Homicide detective Ralph Anderson (Ben Mendelsohn), a man still dealing with the loss of his own son, channels his sorrow into a drive to arrest and charge Maitland, obliterating his reputation in the process.

But this supposedly open-and-shut case hits a snag when Maitland passionately contends he's innocent, and his family's counsel Howie Salomon (Bill Camp) produces footage showing him attending a literary conference in another city and in a room filled with people.

How, then, can a man be in two places at once? As soon as "The Outsider" poses this question even fly-by King aficionados who haven't read the 2018 novel will make a few guesses. While King's recent stories don't always involve monsters or sinister forces, they still draw from a well whose refreshment has a familiar flavor to it.

The journey bringing the narrative protagonists face to face with malevolence at the heart of "The Outsider" is not entirely predictable.  Once we head down that road, however, its writers and directors massage the tale's foreboding evenly and with skill, although it takes about three episodes to get it moving. This may clash with those previously mentioned expectations.

Varied as King's oeuvre has become over the years, he's still known for stories built for thrills, comfort, and speed all at once. Some of his plots move more slowly than others, but each has a little bit of Plymouth Fury lurking within.  He also has a way of gassing up that energy until the engine rumbles with a purring disquietude that warms up to a roar before lurching forth on a tread of unstoppable fright.

This remains true even as King has expanded his trademark horror into the crime story arena, a territory screenwriter and novelist Richard Price plays in. Price, though, is a steady, methodical storyteller associated with slow-burn narratives such as "The Wire," "The Night Of," and "The Deuce."

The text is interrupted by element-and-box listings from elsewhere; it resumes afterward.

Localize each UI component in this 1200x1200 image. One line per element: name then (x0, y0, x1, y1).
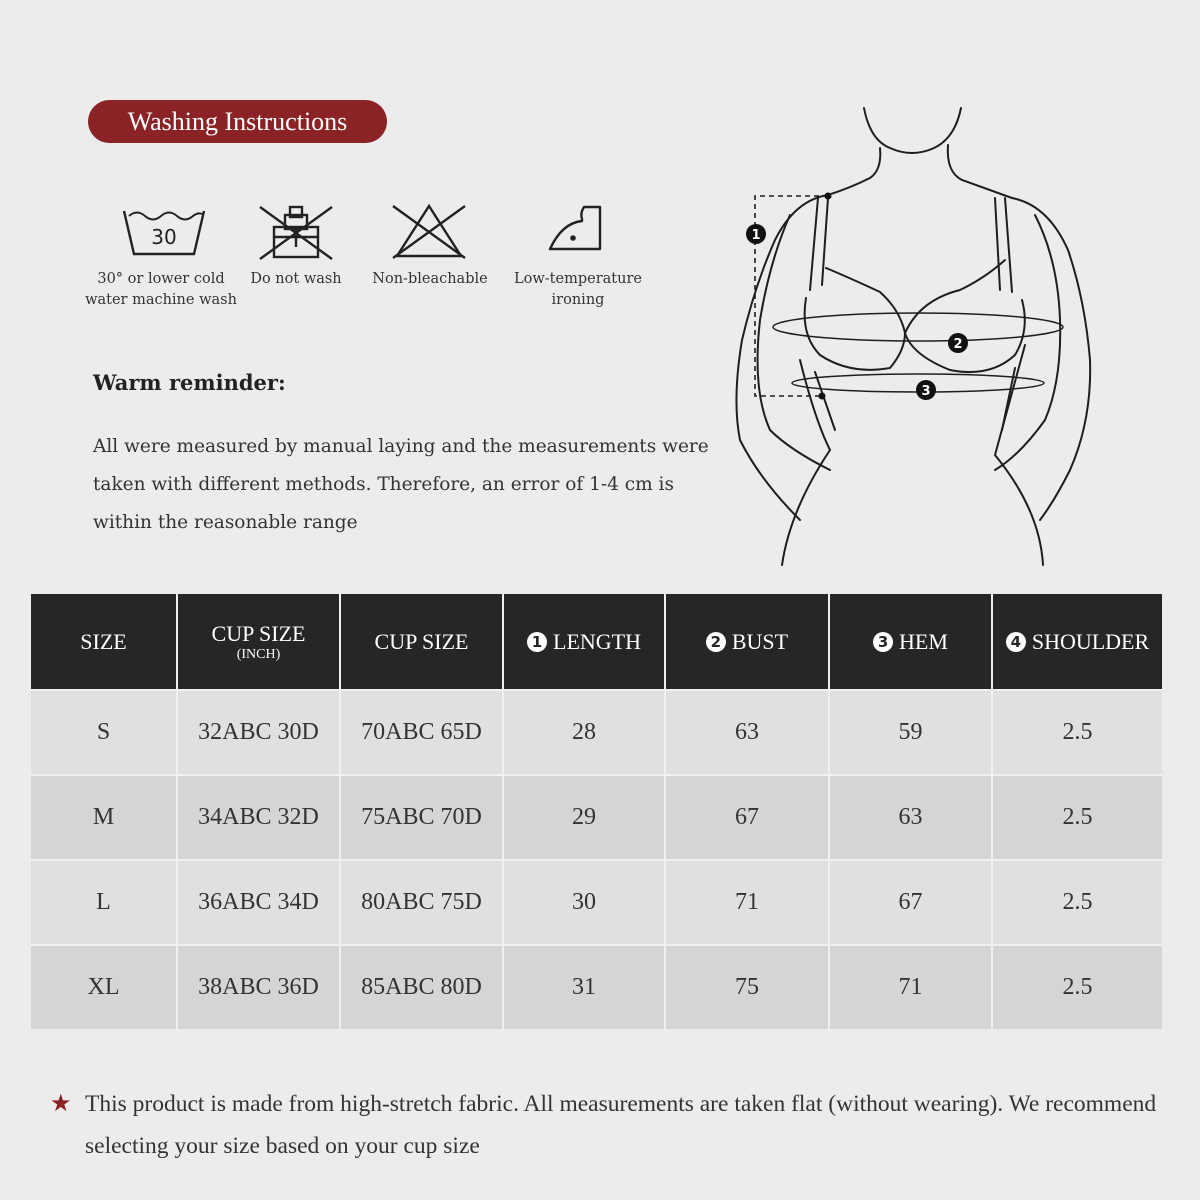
table-cell: 34ABC 32D (178, 774, 341, 859)
table-cell: 29 (504, 774, 666, 859)
table-cell: L (31, 859, 178, 944)
header-cup-size-inch: CUP SIZE (INCH) (178, 594, 341, 689)
table-cell: 31 (504, 944, 666, 1029)
washing-instructions-title: Washing Instructions (88, 100, 387, 143)
header-hem: 3 HEM (830, 594, 993, 689)
table-row (31, 689, 1162, 774)
reminder-text: All were measured by manual laying and the measurements were taken with different methods. Therefore, an error of 1-4 cm is within the reasonable range (93, 436, 709, 533)
table-cell: 63 (830, 774, 993, 859)
table-cell: M (31, 774, 178, 859)
wash-label-ironing: Low-temperature ironing (514, 271, 642, 308)
table-cell: 67 (830, 859, 993, 944)
do-not-wash-icon (258, 203, 334, 261)
table-cell: 38ABC 36D (178, 944, 341, 1029)
body-measurement-figure (730, 100, 1110, 570)
table-cell: 71 (830, 944, 993, 1029)
table-cell: 36ABC 34D (178, 859, 341, 944)
table-cell: 70ABC 65D (341, 689, 504, 774)
table-cell: 2.5 (993, 774, 1162, 859)
marker-1 (746, 224, 766, 244)
table-cell: 75 (666, 944, 830, 1029)
table-cell: XL (31, 944, 178, 1029)
wash-temp-number: 30 (151, 225, 177, 249)
machine-wash-30-icon (120, 205, 208, 260)
table-row (31, 859, 1162, 944)
table-cell: 2.5 (993, 944, 1162, 1029)
table-cell: S (31, 689, 178, 774)
table-header-row (31, 594, 1162, 689)
header-shoulder: 4 SHOULDER (993, 594, 1162, 689)
table-cell: 85ABC 80D (341, 944, 504, 1029)
table-cell: 63 (666, 689, 830, 774)
svg-text:2: 2 (953, 337, 963, 352)
header-size: SIZE (31, 594, 178, 689)
table-cell: 2.5 (993, 689, 1162, 774)
header-cup-size: CUP SIZE (341, 594, 504, 689)
footer-note (50, 1083, 1180, 1167)
table-row (31, 774, 1162, 859)
table-cell: 59 (830, 689, 993, 774)
low-temp-iron-icon (544, 203, 606, 253)
footer-text: This product is made from high-stretch fabric. All measurements are taken flat (without wearing). We recommend selecting your size based on your cup size (85, 1091, 1157, 1159)
table-cell: 75ABC 70D (341, 774, 504, 859)
wash-label-non-bleach: Non-bleachable (372, 271, 488, 287)
size-chart-table (31, 594, 1162, 1029)
star-icon: ★ (50, 1091, 72, 1117)
table-cell: 67 (666, 774, 830, 859)
table-cell: 32ABC 30D (178, 689, 341, 774)
header-bust: 2 BUST (666, 594, 830, 689)
reminder-title: Warm reminder: (93, 370, 286, 395)
table-cell: 28 (504, 689, 666, 774)
table-cell: 80ABC 75D (341, 859, 504, 944)
non-bleach-icon (391, 202, 467, 260)
table-cell: 30 (504, 859, 666, 944)
svg-text:1: 1 (751, 228, 761, 243)
marker-3 (916, 380, 936, 400)
svg-text:3: 3 (921, 384, 931, 399)
wash-label-machine: 30° or lower cold water machine wash (85, 271, 237, 308)
wash-label-do-not-wash: Do not wash (250, 271, 342, 287)
table-cell: 2.5 (993, 859, 1162, 944)
table-row (31, 944, 1162, 1029)
header-length: 1 LENGTH (504, 594, 666, 689)
marker-2 (948, 333, 968, 353)
table-cell: 71 (666, 859, 830, 944)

Between that and Bateman's directorial gloom coloring the first two episodes of "The Outsider" – the Emmy winner for "Ozark" is an executive producer of the series who directs the first two hours – the viewer experiences two types of energy that aren't a close fit initially.

Fortunately King's stories live and breathe through his characters, their interior drives and quirks, which is where Cynthia Erivo's Holly Gibney enters and almost singlehandedly picks up the inertia holding back "The Outsider" and kicks it loose.

Holly is a recurring character in King's recent universe, appearing in this novel and his Bill Hodges trilogy (seen in another TV series, "Mr. Mercedes"), and Erivo's interpretation is understated, her manner of speaking clipped. She channels Holly's supercomputer-level of mental processing and obsessive-compulsion into a muted, slightly quivering carriage and communication method that is unerring, precise, and can be interpreted as chilly.

It's worth pointing out that Erivo, a black actor, is playing a character written as white. Producers typically respond to questions about inclusive casting with an insistence that they selected the best person for the job. And the superior Erivo proves time and again that she is the best person in the projects she chooses, the latest being "Harriet." But I don't believe her pick was necessarily color-blind; it feels like a tacit reference to the title,  although "The Outsider" concretely refers to the evil at the heart of the story.

But Gibney is an outsider regardless of the case she's working. When Anderson's colleagues recommend bringing her on to the case, they remind him in the same breath that she's a loon and the best at what she does. Through her, Price's and King's writing styles snugly align. She's the most obvious person to tell the story of the surrounding environment simply by interacting with it, shedding light in the ways other figures in this tale do so as well.

Although Erivo stands out, the directors and Price, who writes six of the series' 10 episodes, give an outstanding cast a full palette of mourning tones to work with. Mare Winningham plays Ralph's wife Jeannie as his partner in recovering from their only child's death.

She's a stoic contrast to Julianne Nicholson's Glory Maitland, a woman alight with rage over what is happening to her husband and the pain that's been dropped on their family like a bomb from the sky.  As Howie Salomon, Camp becomes the immovable pillar around which Glory's livid anger dances like some wild flame, one of the many catalysts that propels "The Outsider" through more sedate stretches.

The drama's initial struggles with handling and maximizing "The Outsider"'s engine are mostly atmospheric. Bateman lays the groundwork that the directors coming after him must follow and develop, and as seen on "Ozark," his worlds exist in an engulfing shadow of inky gray that matches the ever-present grief and melancholy that is the base note of this series.

King's stories are often interpreted as metaphors for the many guises of fear, but this one is distinctly tear-sodden, from its meditative cinematography and editing to its methodical scripting. In the way of grief, it might help to accept its initially reluctant pacing as part of finding its momentum. Those tuning in with the expectations of King's signature creepiness, however, may quickly be done in by this treatment's prestige television crawl.

"The Outsider" premieres on Sunday, Jan. 12 at 9 p.m. on HBO.